15/05/2026
Política

Ex-governador do RJ, Cláudio Castro é alvo de operação da Polícia Federal

castro e altineu

O ex-governador do Rio de Janeiro Cláudio Castro (PL) é alvo de uma operação da Polícia Federal que apura suspeitas de fraude no setor de combustíveis. Agentes cumprem mandados de busca e apreensão em seu endereço em um condomínio na Barra da Tijuca, na Zona Sudoeste do Rio. A ação também mira no empresário Ricardo Magro, que comanda o grupo Refit, dono da Refinaria de Manguinhos. Ele é alvo de mandado de prisão preventiva nesta sexta-feira e foi determinada a inclusão do seu nome na Difusão Vermelha da Interpol.

Segundo a PF, a Operação Sem Refino apura a atuação de conglomerado econômico do ramo de combustíveis por suspeita de ocultação patrimonial, dissimulação de bens e evasão de recursos ao exterior. Estão sendo cumpridos 17 mandados de busca e apreensão e sete medidas de afastamento de função pública nos estados do Rio de Janeiro, São Paulo e Distrito Federal.

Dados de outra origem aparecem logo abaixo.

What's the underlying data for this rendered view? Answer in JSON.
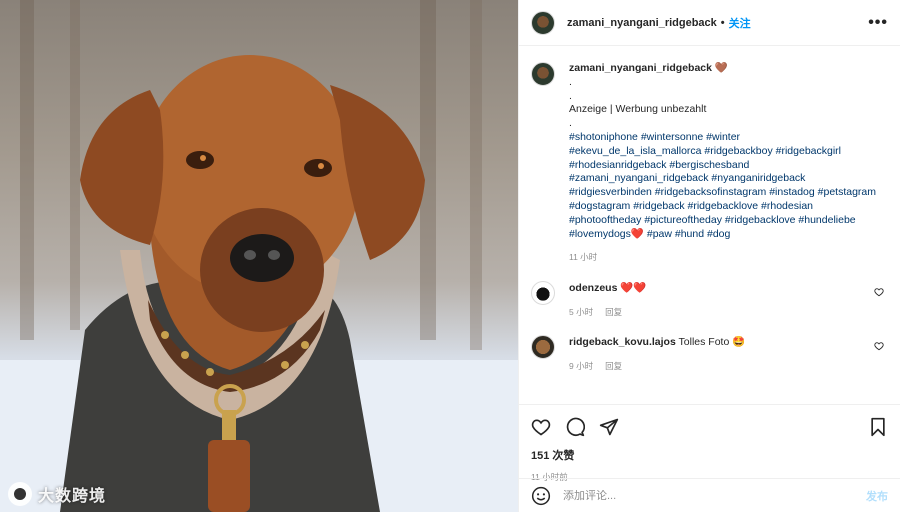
{
  "header": {
    "username": "zamani_nyangani_ridgeback",
    "separator": "•",
    "follow_label": "关注",
    "more_label": "•••"
  },
  "caption": {
    "username": "zamani_nyangani_ridgeback",
    "emoji": "🤎",
    "lines": [
      ".",
      ".",
      "Anzeige | Werbung unbezahlt",
      "."
    ],
    "hashtags": [
      "#shotoniphone #wintersonne #winter",
      "#ekevu_de_la_isla_mallorca #ridgebackboy #ridgebackgirl",
      "#rhodesianridgeback #bergischesband",
      "#zamani_nyangani_ridgeback #nyanganiridgeback",
      "#ridgiesverbinden #ridgebacksofinstagram #instadog #petstagram",
      "#dogstagram #ridgeback #ridgebacklove #rhodesian",
      "#photooftheday #pictureoftheday #ridgebacklove #hundeliebe",
      "#lovemydogs❤️ #paw #hund #dog"
    ],
    "time": "11 小时"
  },
  "comments": [
    {
      "username": "odenzeus",
      "text": "❤️❤️",
      "time": "5 小时",
      "reply": "回复"
    },
    {
      "username": "ridgeback_kovu.lajos",
      "text": "Tolles Foto 🤩",
      "time": "9 小时",
      "reply": "回复"
    }
  ],
  "likes": "151 次赞",
  "post_time": "11 小时前",
  "add_comment": {
    "placeholder": "添加评论...",
    "post_label": "发布"
  },
  "watermark": {
    "text": "大数跨境"
  },
  "icons": [
    "like-heart-icon",
    "comment-bubble-icon",
    "share-paper-plane-icon",
    "save-bookmark-icon",
    "emoji-smiley-icon",
    "more-dots-icon"
  ],
  "colors": {
    "link": "#0095f6",
    "hashtag": "#00376b",
    "muted": "#8e8e8e",
    "post_disabled": "#b2dffc"
  }
}
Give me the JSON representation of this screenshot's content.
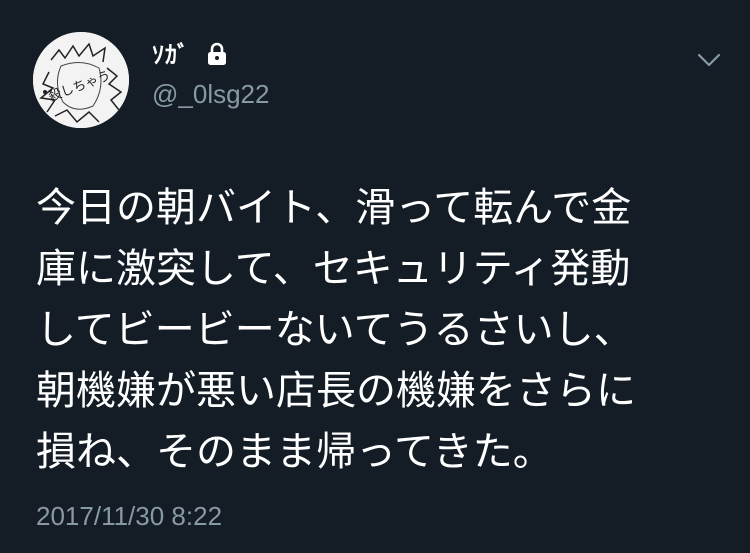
{
  "author": {
    "display_name": "ｿｶﾞ",
    "username": "@_0lsg22",
    "protected_icon": "lock-icon",
    "avatar_icon": "avatar-sketch-icon",
    "avatar_text": "殺しちゃう"
  },
  "menu": {
    "icon": "chevron-down-icon"
  },
  "tweet": {
    "lines": [
      "今日の朝バイト、滑って転んで金",
      "庫に激突して、セキュリティ発動",
      "してビービーないてうるさいし、",
      "朝機嫌が悪い店長の機嫌をさらに",
      "損ね、そのまま帰ってきた。"
    ],
    "timestamp": "2017/11/30 8:22"
  },
  "colors": {
    "background": "#141d26",
    "text": "#ffffff",
    "secondary": "#8899a6"
  }
}
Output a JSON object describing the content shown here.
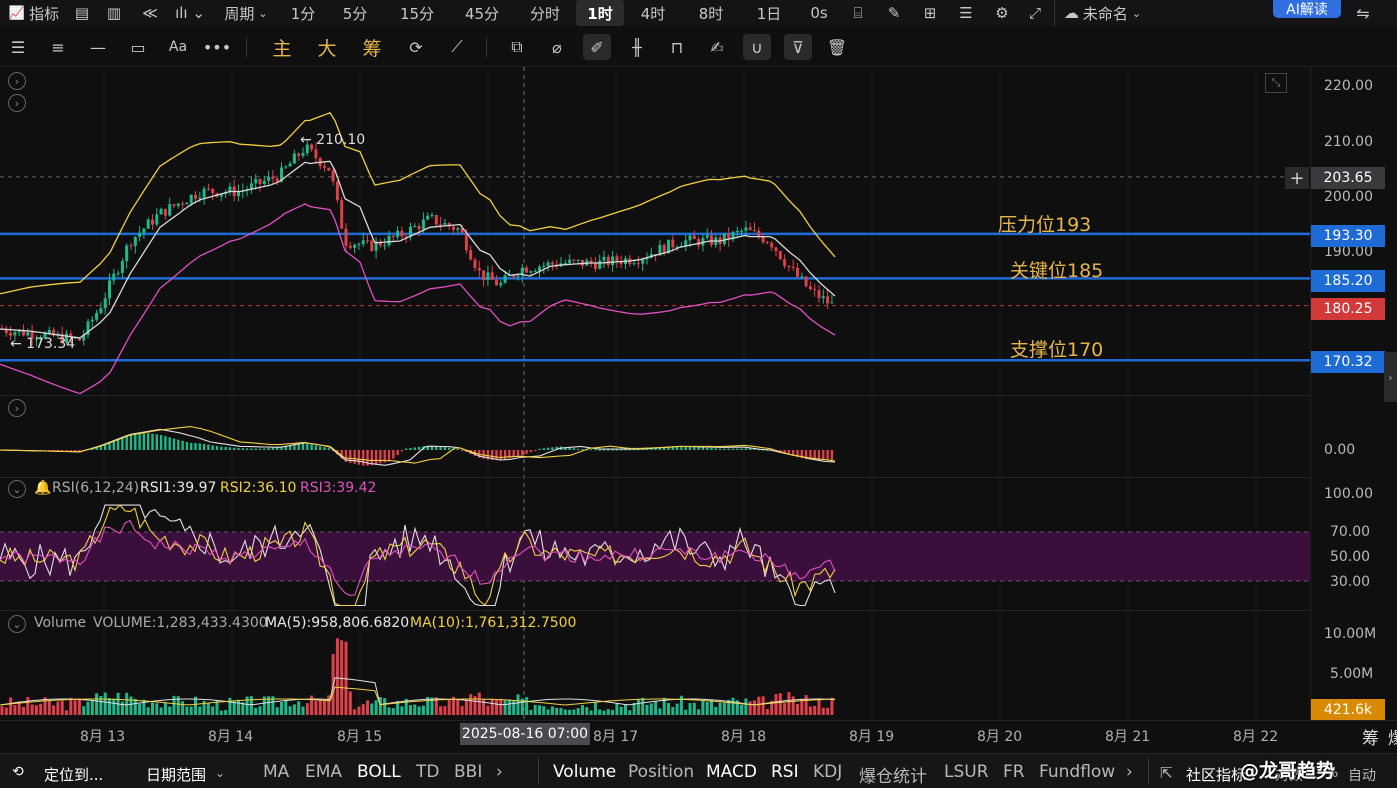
{
  "topbar": {
    "indicator_label": "指标",
    "period_label": "周期",
    "intervals": [
      "1分",
      "5分",
      "15分",
      "45分",
      "分时",
      "1时",
      "4时",
      "8时",
      "1日",
      "0s"
    ],
    "active_interval": "1时",
    "layout_name": "未命名",
    "ai_button": "AI解读"
  },
  "toolbar": {
    "chip_zhu": "主",
    "chip_da": "大",
    "chip_chou": "筹"
  },
  "price_axis": {
    "ticks": [
      "220.00",
      "210.00",
      "200.00",
      "190.00",
      "180.00"
    ],
    "crosshair_price": "203.65",
    "levels": [
      {
        "price": "193.30",
        "color": "#1f6bd6"
      },
      {
        "price": "185.20",
        "color": "#1f6bd6"
      },
      {
        "price": "180.25",
        "color": "#d23a3a"
      },
      {
        "price": "170.32",
        "color": "#1f6bd6"
      }
    ]
  },
  "annotations": {
    "resistance": "压力位193",
    "key": "关键位185",
    "support": "支撑位170",
    "high_label": "← 210.10",
    "low_label": "← 173.34"
  },
  "macd_pane": {
    "zero": "0.00"
  },
  "rsi_pane": {
    "name": "RSI(6,12,24)",
    "rsi1": "RSI1:39.97",
    "rsi2": "RSI2:36.10",
    "rsi3": "RSI3:39.42",
    "ticks": [
      "100.00",
      "70.00",
      "50.00",
      "30.00"
    ],
    "colors": {
      "rsi1": "#e0e0e0",
      "rsi2": "#f0d040",
      "rsi3": "#e050c0"
    }
  },
  "volume_pane": {
    "name": "Volume",
    "volume": "VOLUME:1,283,433.4300",
    "ma5": "MA(5):958,806.6820",
    "ma10": "MA(10):1,761,312.7500",
    "ticks": [
      "10.00M",
      "5.00M"
    ],
    "current": "421.6k"
  },
  "x_axis": {
    "labels": [
      "8月 13",
      "8月 14",
      "8月 15",
      "8月 17",
      "8月 18",
      "8月 19",
      "8月 20",
      "8月 21",
      "8月 22"
    ],
    "crosshair_time": "2025-08-16 07:00",
    "right_tools": [
      "筹",
      "爆"
    ]
  },
  "bottom": {
    "locate": "定位到...",
    "date_range": "日期范围",
    "main_indicators": [
      "MA",
      "EMA",
      "BOLL",
      "TD",
      "BBI"
    ],
    "sub_indicators": [
      "Volume",
      "Position",
      "MACD",
      "RSI",
      "KDJ",
      "爆仓统计",
      "LSUR",
      "FR",
      "Fundflow"
    ],
    "community": "社区指标",
    "log_label": "对数",
    "pct_label": "%",
    "auto_label": "自动",
    "watermark": "@龙哥趋势"
  },
  "colors": {
    "up": "#1fb88a",
    "down": "#e0404a",
    "boll_upper": "#f0d040",
    "boll_mid": "#d8d8d8",
    "boll_lower": "#e050c0",
    "level": "#1f6bd6",
    "accent": "#e6b64c"
  }
}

As investigações apuram possíveis fraudes fiscais, ocultação patrimonial e inconsistências relacionadas à operação de refinaria vinculada ao grupo. A Justiça determinou o bloqueio de aproximadamente R$ 52 bilhões em ativos financeiros e a suspensão das atividades econômicas das empresas investigadas.

A investigação integra as apurações conduzidas pela Polícia Federal no âmbito da chamada ADPF das Favelas, relacionada à atuação de organizações criminosas e suas conexões com agentes públicos no Rio de Janeiro. A operação contou com apoio técnico da Receita Federal. Além de Castro, também são alvos de busca nesta manhã o desembargador afastado Guaraci Vianna, o ex-secretário estadual de Fazenda Juliano Pasqual e o ex-procurador do estado Renan Saad.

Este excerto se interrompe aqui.